PHOTOS: Images of Afghanistan During the ’70s Are Not at All What You’d Expect

Many of the photographs you see above were shot by university professor Dr Bill Podlich from Arizona, who left America to travel to Kabul with his wife, Margaret, and his two teenage daughters, Jan and Peg.

Afghanistan in the 1970s was far more Westernized and tranquil than most of us know. These were the years before the Taliban took control of the country and imposed harsh Islamic rule.

As you can see, the sexes were not segregated, not even in cramped buses or in classrooms. Women didn’t wear burqas. Some wore nothing to cover their hair, though more conservative females opted for a casual headscarf.

If you think Afghans prefer their new lives, think again. According to Podlich’s son-in-law, who manages these historical photos: “Many Afghans have written comments [on the website] showing their appreciation for the photographs that show what their country was like before 33 years of war.”

Here’s a brief timeline of Afghanistan’s history:

1996: Taliban take over Kabul and prohibit women from working. Islamic punishments such as stoning to death and amputations are introduced.

1997: Taliban controls about two-thirds of country.

2001: President George W. Bush announces that U.S. and British troops have begun air strikes on Afghanistan. The targets are al-Qaeda terrorists blamed for the September 11 attacks.

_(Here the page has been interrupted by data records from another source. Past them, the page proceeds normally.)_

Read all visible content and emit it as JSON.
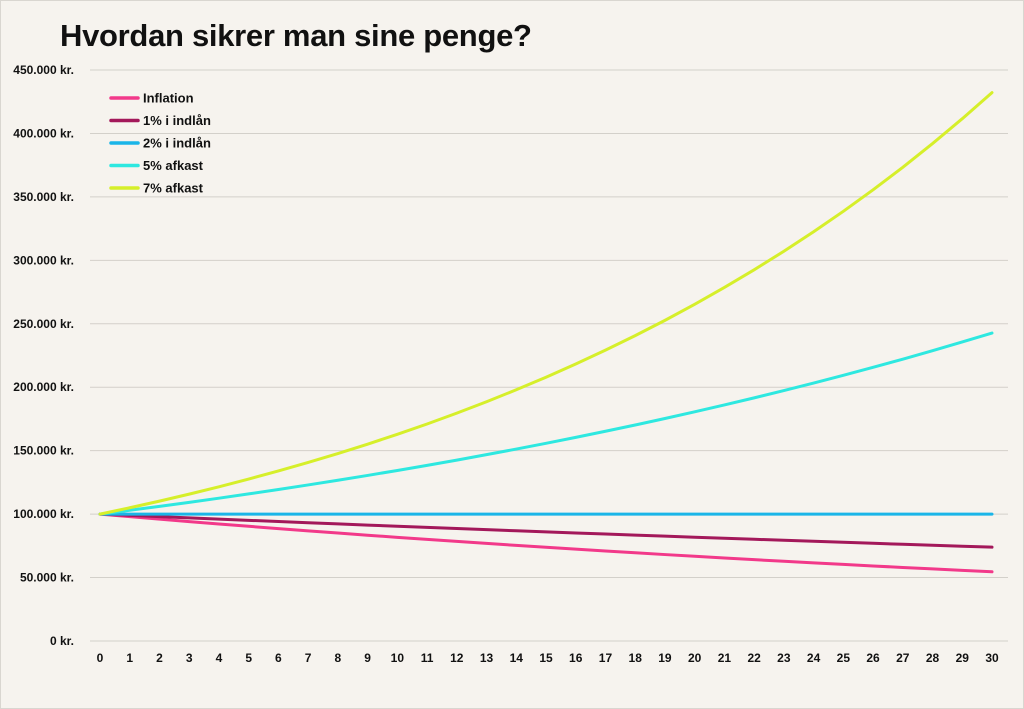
{
  "title": "Hvordan sikrer man sine penge?",
  "chart_data": {
    "type": "line",
    "title": "Hvordan sikrer man sine penge?",
    "xlabel": "",
    "ylabel": "",
    "x": [
      0,
      1,
      2,
      3,
      4,
      5,
      6,
      7,
      8,
      9,
      10,
      11,
      12,
      13,
      14,
      15,
      16,
      17,
      18,
      19,
      20,
      21,
      22,
      23,
      24,
      25,
      26,
      27,
      28,
      29,
      30
    ],
    "ylim": [
      0,
      450000
    ],
    "yticks": [
      0,
      50000,
      100000,
      150000,
      200000,
      250000,
      300000,
      350000,
      400000,
      450000
    ],
    "ytick_labels": [
      "0 kr.",
      "50.000 kr.",
      "100.000 kr.",
      "150.000 kr.",
      "200.000 kr.",
      "250.000 kr.",
      "300.000 kr.",
      "350.000 kr.",
      "400.000 kr.",
      "450.000 kr."
    ],
    "grid": "horizontal",
    "legend_position": "top-left",
    "series": [
      {
        "name": "Inflation",
        "color": "#f2398a",
        "values": [
          100000,
          98000,
          96040,
          94119,
          92237,
          90392,
          88584,
          86813,
          85076,
          83375,
          81707,
          80073,
          78472,
          76902,
          75364,
          73857,
          72380,
          70932,
          69513,
          68123,
          66761,
          65425,
          64117,
          62835,
          61578,
          60346,
          59139,
          57957,
          56797,
          55661,
          54548
        ]
      },
      {
        "name": "1% i indlån",
        "color": "#a3185a",
        "values": [
          100000,
          99000,
          98010,
          97030,
          96060,
          95099,
          94148,
          93207,
          92274,
          91352,
          90438,
          89534,
          88638,
          87752,
          86875,
          86006,
          85146,
          84294,
          83451,
          82617,
          81791,
          80973,
          80163,
          79361,
          78568,
          77782,
          77004,
          76234,
          75472,
          74717,
          73970
        ]
      },
      {
        "name": "2% i indlån",
        "color": "#1ab5e8",
        "values": [
          100000,
          100000,
          100000,
          100000,
          100000,
          100000,
          100000,
          100000,
          100000,
          100000,
          100000,
          100000,
          100000,
          100000,
          100000,
          100000,
          100000,
          100000,
          100000,
          100000,
          100000,
          100000,
          100000,
          100000,
          100000,
          100000,
          100000,
          100000,
          100000,
          100000,
          100000
        ]
      },
      {
        "name": "5% afkast",
        "color": "#2ee8e0",
        "values": [
          100000,
          103000,
          106090,
          109273,
          112551,
          115927,
          119405,
          122987,
          126677,
          130477,
          134392,
          138423,
          142576,
          146853,
          151259,
          155797,
          160471,
          165285,
          170243,
          175351,
          180611,
          186029,
          191610,
          197359,
          203279,
          209378,
          215659,
          222129,
          228793,
          235657,
          242726
        ]
      },
      {
        "name": "7% afkast",
        "color": "#d6ef2a",
        "values": [
          100000,
          105000,
          110250,
          115763,
          121551,
          127628,
          134010,
          140710,
          147746,
          155133,
          162889,
          171034,
          179586,
          188565,
          197993,
          207893,
          218287,
          229202,
          240662,
          252695,
          265330,
          278596,
          292526,
          307152,
          322510,
          338635,
          355567,
          373346,
          392013,
          411614,
          432194
        ]
      }
    ]
  }
}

2002: 9,700 U.S, troops are deployed, mostly going after Taliban insurgents.

2011: Bin Laden is found hiding in neighbouring Pakistan and killed in a U.S. special operations raid. There are still about 100,000 troops in Afghanistan.

2011: Obama announces his withdrawal plan to bring home 10,000 troops by the end of 2011.

2014: Obama announces his plan to pull virtually all U.S. troops out of Afghanistan by the end of 2016, when his second term in office will be drawing to a close.

2015: In a reversal, Obama says the situation is too fragile for the American military to leave. He announces plans to keep the current force of about 9,800 in place through most of next year to continue counter-terrorism missions and advise Afghans battling a resurgent Taliban. The plan is for the number to decrease to about 5,500 troops in 2017.